Tranne il II in lingua corsa, il IV e V, in lingua gallurese (i più antichi componimenti poetici in questa lingua), gli altri 14 testi utilizzano il sardo logudorese comune, meno probabilmente settentrionale, con tratti conservativi rispetto ai nessi consonantici etimologici e con la presenza d’una forte patina linguistica spagnola, del resto ampiamente giustificata.
I componimenti, non tutti perfettamente definibili con la convenzionale nomenclatura poetica sarda, compaiono in varie forme tra cui: ottave rime, seste torrade, seste lire, quimbine, gosos.
Gli argomenti affrontati sono vari: si va dalle tematiche amorose, (invocazioni alla donna amata, risentimenti per un amore non corrisposto, lamentazioni per una vita in solitudine), al dolore per la morte d’un caro amico, al disappunto per le inique oppressioni tributarie e alle esortazioni morali e religiose.
Il Canzoniere ispano-sardo e in questo caso l’edizione dei 17 testi “sardi” rappresentano un’opportunità di studio unica nel panorama letterario sardo del XVII secolo, e non solo.
Questi componimenti, inseriti in un contesto, il Seicento, ancora povero di letteratura in lingua sarda, rappresentano una “miniera” ricca d’informazioni: storiche, linguistiche, letterarie, religiose e antropologiche (si noti l’accenno ai nomi di alcuni componenti del costume sardo, come ragas, XIII componimento, o di alcuni recipienti tipici della cucina, quali i musorzos o i malinzones, sempre al XIII componimento). Vengono composti in un secolo denso d’avvenimenti, in cui si va dalle opposizioni nobiliari alle crisi di sussistenza, economiche ed epidemiche, e dalla nascita dell’Università all’intensificarsi del banditismo, e ne offrono un breve quadro. Inoltre “hanno origine” in una regione particolare, in cui gran parte di questi avvenimenti si localizzano, la Gallura del Seicento, in un periodo di crisi in cui la devozione religiosa si fa sentire più forte nel popolo, nel famoso santuario di Nostra Signora di Luogosanto.
L’unicità di questi testi, come già detto, è anche linguistica, attestando per la prima volta nella storia degli studi due componimenti in lingua gallurese, e letteraria, fornendo tipologie metriche utili per l’identificazione di quelle posteriori al XVII secolo.

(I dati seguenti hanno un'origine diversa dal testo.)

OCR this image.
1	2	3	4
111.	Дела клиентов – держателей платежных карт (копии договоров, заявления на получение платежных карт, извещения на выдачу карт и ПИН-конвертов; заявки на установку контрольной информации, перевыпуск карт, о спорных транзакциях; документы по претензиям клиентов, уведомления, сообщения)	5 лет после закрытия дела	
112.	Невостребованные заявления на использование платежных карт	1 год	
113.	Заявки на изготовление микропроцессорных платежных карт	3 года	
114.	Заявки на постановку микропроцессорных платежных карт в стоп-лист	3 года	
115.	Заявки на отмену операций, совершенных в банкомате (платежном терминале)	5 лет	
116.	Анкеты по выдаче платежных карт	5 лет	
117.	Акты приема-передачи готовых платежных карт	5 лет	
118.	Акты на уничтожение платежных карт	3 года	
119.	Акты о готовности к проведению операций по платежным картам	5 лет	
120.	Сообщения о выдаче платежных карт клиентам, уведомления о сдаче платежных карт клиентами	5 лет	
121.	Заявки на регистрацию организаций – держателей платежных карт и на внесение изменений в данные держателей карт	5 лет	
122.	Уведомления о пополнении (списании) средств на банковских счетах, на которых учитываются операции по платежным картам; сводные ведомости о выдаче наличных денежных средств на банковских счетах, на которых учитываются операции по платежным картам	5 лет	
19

Inoltre, considerando che i testi non rappresentano un’opera letteraria d’un singolo autore, ma che molto probabilmente circolavano nella cultura orale, possesso di tutta la comunità sarda, anche quella popolare, è notevole osservare, al di là della diretta discendenza dalla lirica volgare occidentale, riscontrabile nelle forme e nelle tematiche, quei numerosi e particolari collegamenti con la letteratura classica e volgare, come ad esempio il riferimento alla figura mitologica di Tantalo, X componimento, o la struttura metrica dei gosos, uguale alle più antiche ballate in settenari, fra cui O iubelo del core di Jacopone da Todi. Del resto questi testi non “sfuggono” neanche agli influssi della lirica petrarchista, europea ed in particolare spagnola. Ciò spiega, persino, i richiami mitologici e le attenzioni per gli oggetti, ma con un aspetto più sobrio, meno cumulativo rispetto alla letteratura barocca, comunque presente attraverso la libertà stilistica e letteraria, le forme metaforiche e l’affiancamento dell’“umile” al “sublime”. Poi, al di là dell’insegnamento religioso rappresentato dai gosos, la recitazione di questi testi nei vari contesti pubblici accentua l’importanza della produzione orale, non solo sarda ma anche romanza, come strumento educativo e comunicativo popolare finanche precursore dei futuri quotidiani.
L’importanza del Canzoniere ispano-sardo esige studi che chiariscano meglio il circuito di relazioni che la Sardegna intratteneva col resto d’Europa, evidenziando una situazione di minor isolamento rispetto a quella più volte ribadita nella vecchia storia degli studi.
Come affermavano altri in un articolo apparso nel 2001, in La Grotta della Vipera, riguardante l’edizione degli scrittori sardi, scopo di questo genere di lavori deve essere il sapere divulgativo e non elitario.